How’d he do? Well for starters, Nugent claims, "The tsunami of support proves that Sarah, 46, represents what many Americans know to be common and sensible." Actually, Sarah Palin’s approval rating stands at a whopping 24 percent, about half of Obama’s. Perhaps Time‘s fact-checkers were worried that Nugent might shoot them if they asked any impertinent questions. (Please don’t shoot me either, Ted. I kid because I love.)

Time‘s "Most Influential" is less a newsmagazine than an advertiser-friendly, mutual-masturbation exercise of a kind one often finds at particularly fancy fundraisers where "friends" and acolytes buy pages to sing the honoree’s praises. And it comes on the heels of The New York Times Magazine‘s 8,000-word devotional profile of Politico‘s Mike Allen, whose early morning "Playbook" e-mail performs a similar task on a daily basis. To be fair, Allen’s "Playbook" compares favorably with the Tiger Beat treatment by Time of Palin et al. But its distinguishing feature is its insistence on treating everyone in the Beltway "game" as playing on the same team. Republicans, Democrats, reporters, consultants, corporate lobbyists; the jobs are interchangeable for the right kind of insider. Allen’s Boswell, Mark Liebovich, described the human embodiment of the daily e-mail at a party in which "a couple hundred influentials gathered for a Mardi Gras-themed birthday party for Betsy Fischer, the executive producer of ‘Meet the Press.’ Held at the Washington home of the lobbyist Jack Quinn, the party was a classic Suck-Up City affair in which everyone seemed to be congratulating one another on some recent story, book deal, show or haircut." The next paragraph featured former DNC chair Terry McAuliffe; former RNC chair Ed Gillespie; Fox News’s Greta Van Susteren; White House major-domo David Axelrod; Meet the Press‘s David Gregory; Newsweek editor Jon Meacham; and NBC’s Andrea Mitchell and her husband, deposed godhead Alan Greenspan. In what might be the most distasteful image ever described in a major metropolitan newspaper, Liebovich informs us, "In the basement, a very white, bipartisan Soul Train was getting down to hip-hop." (All that’s missing is Michael Steele and a dominatrix or two.)

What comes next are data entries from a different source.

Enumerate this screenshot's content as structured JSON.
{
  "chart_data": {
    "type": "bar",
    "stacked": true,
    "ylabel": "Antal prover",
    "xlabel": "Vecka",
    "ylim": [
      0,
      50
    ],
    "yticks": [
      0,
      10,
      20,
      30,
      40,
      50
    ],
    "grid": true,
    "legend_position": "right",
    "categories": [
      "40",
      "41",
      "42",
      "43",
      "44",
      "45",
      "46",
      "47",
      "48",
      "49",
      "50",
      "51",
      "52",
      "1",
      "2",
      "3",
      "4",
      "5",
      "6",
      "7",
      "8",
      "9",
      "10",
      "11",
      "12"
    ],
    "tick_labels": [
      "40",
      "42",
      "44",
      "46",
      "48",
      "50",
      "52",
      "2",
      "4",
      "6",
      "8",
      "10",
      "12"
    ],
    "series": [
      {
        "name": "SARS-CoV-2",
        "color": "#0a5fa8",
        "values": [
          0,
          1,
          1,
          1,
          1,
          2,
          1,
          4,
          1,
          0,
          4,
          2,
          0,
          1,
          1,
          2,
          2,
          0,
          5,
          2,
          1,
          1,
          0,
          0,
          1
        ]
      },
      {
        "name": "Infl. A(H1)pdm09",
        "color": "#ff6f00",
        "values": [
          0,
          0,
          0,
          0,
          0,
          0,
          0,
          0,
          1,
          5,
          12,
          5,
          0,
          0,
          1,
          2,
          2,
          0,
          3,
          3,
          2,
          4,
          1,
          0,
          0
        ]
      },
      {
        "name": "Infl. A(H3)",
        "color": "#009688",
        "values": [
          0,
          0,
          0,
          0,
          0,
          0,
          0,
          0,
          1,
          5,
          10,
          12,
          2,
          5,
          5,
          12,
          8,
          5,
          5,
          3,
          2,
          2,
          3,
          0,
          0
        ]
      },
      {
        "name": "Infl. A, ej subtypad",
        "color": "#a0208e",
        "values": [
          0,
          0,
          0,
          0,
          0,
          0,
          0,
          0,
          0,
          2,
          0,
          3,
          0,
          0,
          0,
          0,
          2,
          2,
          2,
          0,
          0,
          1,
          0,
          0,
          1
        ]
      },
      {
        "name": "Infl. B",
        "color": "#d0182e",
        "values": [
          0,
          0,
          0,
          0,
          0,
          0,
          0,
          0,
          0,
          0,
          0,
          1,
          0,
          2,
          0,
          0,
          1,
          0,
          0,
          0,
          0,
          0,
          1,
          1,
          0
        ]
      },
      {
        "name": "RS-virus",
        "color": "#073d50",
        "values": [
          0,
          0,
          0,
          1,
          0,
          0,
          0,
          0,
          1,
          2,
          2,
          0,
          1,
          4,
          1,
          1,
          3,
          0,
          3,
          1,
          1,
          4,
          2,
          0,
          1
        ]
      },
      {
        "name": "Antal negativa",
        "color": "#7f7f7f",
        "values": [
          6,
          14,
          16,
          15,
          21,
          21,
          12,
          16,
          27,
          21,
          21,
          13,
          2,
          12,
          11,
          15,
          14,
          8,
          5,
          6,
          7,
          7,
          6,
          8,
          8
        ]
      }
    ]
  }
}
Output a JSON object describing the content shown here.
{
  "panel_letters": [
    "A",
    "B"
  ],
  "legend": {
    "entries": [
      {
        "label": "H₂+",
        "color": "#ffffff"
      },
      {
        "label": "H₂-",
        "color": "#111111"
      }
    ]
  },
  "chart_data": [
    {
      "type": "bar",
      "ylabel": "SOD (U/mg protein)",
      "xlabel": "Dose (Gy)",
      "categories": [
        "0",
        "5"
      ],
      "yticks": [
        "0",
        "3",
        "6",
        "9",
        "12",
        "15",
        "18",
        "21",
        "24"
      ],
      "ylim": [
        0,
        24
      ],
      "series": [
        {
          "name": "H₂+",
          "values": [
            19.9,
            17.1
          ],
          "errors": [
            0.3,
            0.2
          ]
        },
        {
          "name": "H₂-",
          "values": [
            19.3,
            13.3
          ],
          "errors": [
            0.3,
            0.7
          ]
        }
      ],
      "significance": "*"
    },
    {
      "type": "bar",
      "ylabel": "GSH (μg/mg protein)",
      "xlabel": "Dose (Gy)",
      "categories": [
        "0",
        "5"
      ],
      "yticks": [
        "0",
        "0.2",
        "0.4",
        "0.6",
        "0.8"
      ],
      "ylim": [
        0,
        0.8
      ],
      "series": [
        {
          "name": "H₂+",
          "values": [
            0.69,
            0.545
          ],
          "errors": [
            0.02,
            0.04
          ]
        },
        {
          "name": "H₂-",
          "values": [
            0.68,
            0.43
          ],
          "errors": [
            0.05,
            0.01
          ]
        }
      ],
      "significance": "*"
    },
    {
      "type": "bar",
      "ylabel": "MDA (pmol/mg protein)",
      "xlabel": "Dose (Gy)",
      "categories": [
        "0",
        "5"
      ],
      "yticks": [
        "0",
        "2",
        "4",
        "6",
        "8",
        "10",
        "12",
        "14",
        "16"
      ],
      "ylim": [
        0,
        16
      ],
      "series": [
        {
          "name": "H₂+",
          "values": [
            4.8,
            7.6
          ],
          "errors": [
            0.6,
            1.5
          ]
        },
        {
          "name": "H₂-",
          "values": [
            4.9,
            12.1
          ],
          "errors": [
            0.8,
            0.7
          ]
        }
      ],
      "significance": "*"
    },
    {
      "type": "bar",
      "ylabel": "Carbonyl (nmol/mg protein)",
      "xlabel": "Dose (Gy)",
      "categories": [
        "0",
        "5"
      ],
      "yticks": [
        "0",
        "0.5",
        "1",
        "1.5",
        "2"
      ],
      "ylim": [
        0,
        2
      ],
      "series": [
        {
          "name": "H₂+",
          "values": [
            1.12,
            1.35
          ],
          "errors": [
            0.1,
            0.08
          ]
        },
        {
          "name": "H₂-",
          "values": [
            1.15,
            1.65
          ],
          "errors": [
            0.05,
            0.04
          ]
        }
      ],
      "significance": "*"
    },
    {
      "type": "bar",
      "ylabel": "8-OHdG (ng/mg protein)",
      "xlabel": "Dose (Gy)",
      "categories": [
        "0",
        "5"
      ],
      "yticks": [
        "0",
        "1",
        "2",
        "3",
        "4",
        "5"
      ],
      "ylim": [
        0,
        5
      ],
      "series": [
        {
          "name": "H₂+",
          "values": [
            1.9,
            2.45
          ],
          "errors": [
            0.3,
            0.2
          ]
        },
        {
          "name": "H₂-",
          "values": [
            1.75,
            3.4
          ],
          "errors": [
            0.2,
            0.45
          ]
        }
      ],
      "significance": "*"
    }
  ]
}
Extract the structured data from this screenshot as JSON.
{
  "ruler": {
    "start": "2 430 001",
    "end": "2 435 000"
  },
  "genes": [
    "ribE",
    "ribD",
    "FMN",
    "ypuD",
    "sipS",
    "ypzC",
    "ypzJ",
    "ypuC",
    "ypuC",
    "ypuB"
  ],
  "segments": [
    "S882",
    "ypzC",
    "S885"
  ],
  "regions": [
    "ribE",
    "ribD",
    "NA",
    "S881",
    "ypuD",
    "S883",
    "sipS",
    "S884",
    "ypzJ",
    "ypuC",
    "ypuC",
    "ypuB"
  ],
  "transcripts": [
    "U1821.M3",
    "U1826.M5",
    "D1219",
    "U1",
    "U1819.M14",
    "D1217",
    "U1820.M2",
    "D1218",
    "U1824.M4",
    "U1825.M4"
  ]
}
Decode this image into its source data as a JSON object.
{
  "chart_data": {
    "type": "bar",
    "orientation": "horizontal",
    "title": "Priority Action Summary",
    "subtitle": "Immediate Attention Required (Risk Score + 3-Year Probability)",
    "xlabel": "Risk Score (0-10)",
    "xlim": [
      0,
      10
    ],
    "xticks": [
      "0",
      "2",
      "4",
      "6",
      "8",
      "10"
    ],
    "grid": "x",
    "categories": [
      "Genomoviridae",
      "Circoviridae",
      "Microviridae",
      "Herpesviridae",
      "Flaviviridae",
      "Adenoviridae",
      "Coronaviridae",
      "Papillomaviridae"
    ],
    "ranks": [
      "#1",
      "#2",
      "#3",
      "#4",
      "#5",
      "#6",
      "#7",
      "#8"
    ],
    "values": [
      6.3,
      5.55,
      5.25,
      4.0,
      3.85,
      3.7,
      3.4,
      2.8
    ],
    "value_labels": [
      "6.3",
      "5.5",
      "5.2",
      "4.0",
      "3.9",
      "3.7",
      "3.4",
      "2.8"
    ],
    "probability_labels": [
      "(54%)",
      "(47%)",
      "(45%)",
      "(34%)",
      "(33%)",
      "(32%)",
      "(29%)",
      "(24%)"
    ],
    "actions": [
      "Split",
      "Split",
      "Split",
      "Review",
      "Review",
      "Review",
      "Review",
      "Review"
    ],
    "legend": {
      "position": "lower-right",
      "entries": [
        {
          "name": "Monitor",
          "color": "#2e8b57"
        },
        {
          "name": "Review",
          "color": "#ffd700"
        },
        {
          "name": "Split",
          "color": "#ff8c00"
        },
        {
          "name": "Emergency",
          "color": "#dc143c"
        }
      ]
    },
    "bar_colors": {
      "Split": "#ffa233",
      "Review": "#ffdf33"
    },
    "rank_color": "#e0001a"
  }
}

The following weekend, Washington found itself riveted by its annual mash-up of politics, celebrity and journalism called the White House Correspondents’ Association Dinner. Fox News honcho Roger Ailes spoke the truest words of his life when he explained of reporters at the dinner, "They are not here as journalists."

I missed all the fun. As the cocktails were being served, I was in a Greenwich Village church basement with a group of diehard Dissent-ers, listening to scholars Michael Walzer, Robin Blackburn, Sheri Berman and Michael Kazin discuss liberalism, socialism, social democracy and their relationship (or lack thereof) to the present state of politics. No moguls, no celebrities and no (evident) lesbian bondage; just a group of unfashionable folk trying to figure out how to be good citizens in an age in which America’s political class has all but abandoned the idea as, sadly, passé.